In https://www.linkedin.com/pulse/data-lt-mysteries-effectivity-satellite-driving-key-patrick-cuba/?trk=read_related_article-card_title Patrick Cuba showed how the insert-only logic work when populating an effectivity satellite.
However when applying this to an event stream where we have out of order events, the ingestion and querying logic seems to explode in complexity.
Example
Consider this series of change events depicting change in a person's employment relationship.

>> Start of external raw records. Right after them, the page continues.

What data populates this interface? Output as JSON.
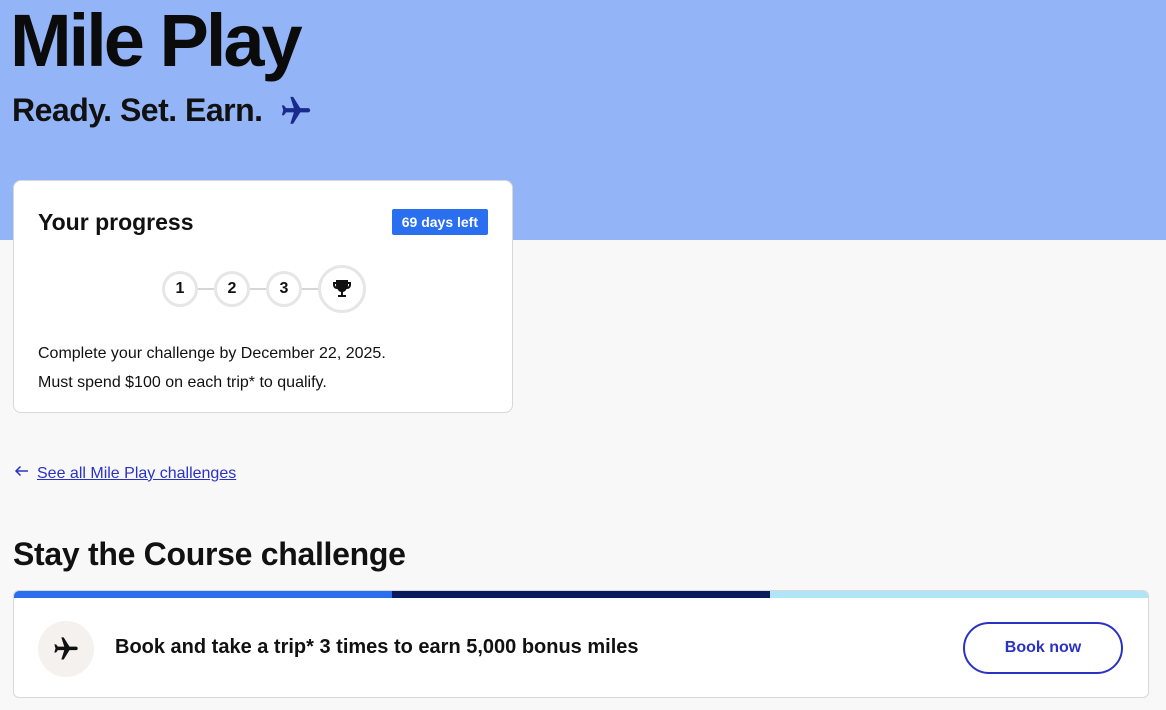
{
  "hero": {
    "title": "Mile Play",
    "tagline": "Ready. Set. Earn.",
    "tagline_icon": "airplane-icon",
    "background": "#93b4f7"
  },
  "progress": {
    "title": "Your progress",
    "days_left": "69 days left",
    "steps": [
      "1",
      "2",
      "3"
    ],
    "final_step_icon": "trophy-icon",
    "line1": "Complete your challenge by December 22, 2025.",
    "line2": "Must spend $100 on each trip* to qualify.",
    "badge_color": "#2a6ff0"
  },
  "nav": {
    "back_link": "See all Mile Play challenges",
    "back_icon": "arrow-left-icon",
    "link_color": "#2a32c4"
  },
  "challenge": {
    "heading": "Stay the Course challenge",
    "segment_colors": [
      "#2a6ff0",
      "#0a1a5c",
      "#aee6f8"
    ],
    "icon": "airplane-icon",
    "text": "Book and take a trip* 3 times to earn 5,000 bonus miles",
    "button": "Book now"
  }
}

person_id | employee_id | src_event_time | change_type |
---|---|---|---|
A | X | t1 | INSERT |
A | X | t2 | DELETE |
A | X | t3 | INSERT |
Consider the following scenario where the event come in the order of t3, t1, t2
and we're
ingesting it into the effectivity link satellite table:
1. Processing event t3
person_id | employee_id | effectivity_start_date | effectivity_end_date |
---|---|---|---|
A | X | t3 | t9999 |
2. Processing event t1
Here in our ingestion logic we can identify that the new event time t1
is before the existing
event t3
. So we set the effectivity to between t1
and t3
person_id | employee_id | effectivity_start_date | effectivity_end_date |
---|---|---|---|
A | X | t3 | t9999 |
A | X | t1 | t3 |
3. Processing event t2
This is where things get a bit weird. Our logic will have to detect that there are existing
effectivity period (from t1 to t3) and then "correct" that by adding a (t1 - t2) effectivity period.
Since our constraint is that we only ever INSERT and not update existing rows, we now have two
effectivity rows with the same start time t1
.
person_id | employee_id | effectivity_start_date | effectivity_end_date |
---|---|---|---|
A | X | t3 | t9999 |
A | X | t1 | t3 |
A | X | t1 | t2 |
Question
Is this the correct approach? How would I go about querying the state of a relationship at a given point in time?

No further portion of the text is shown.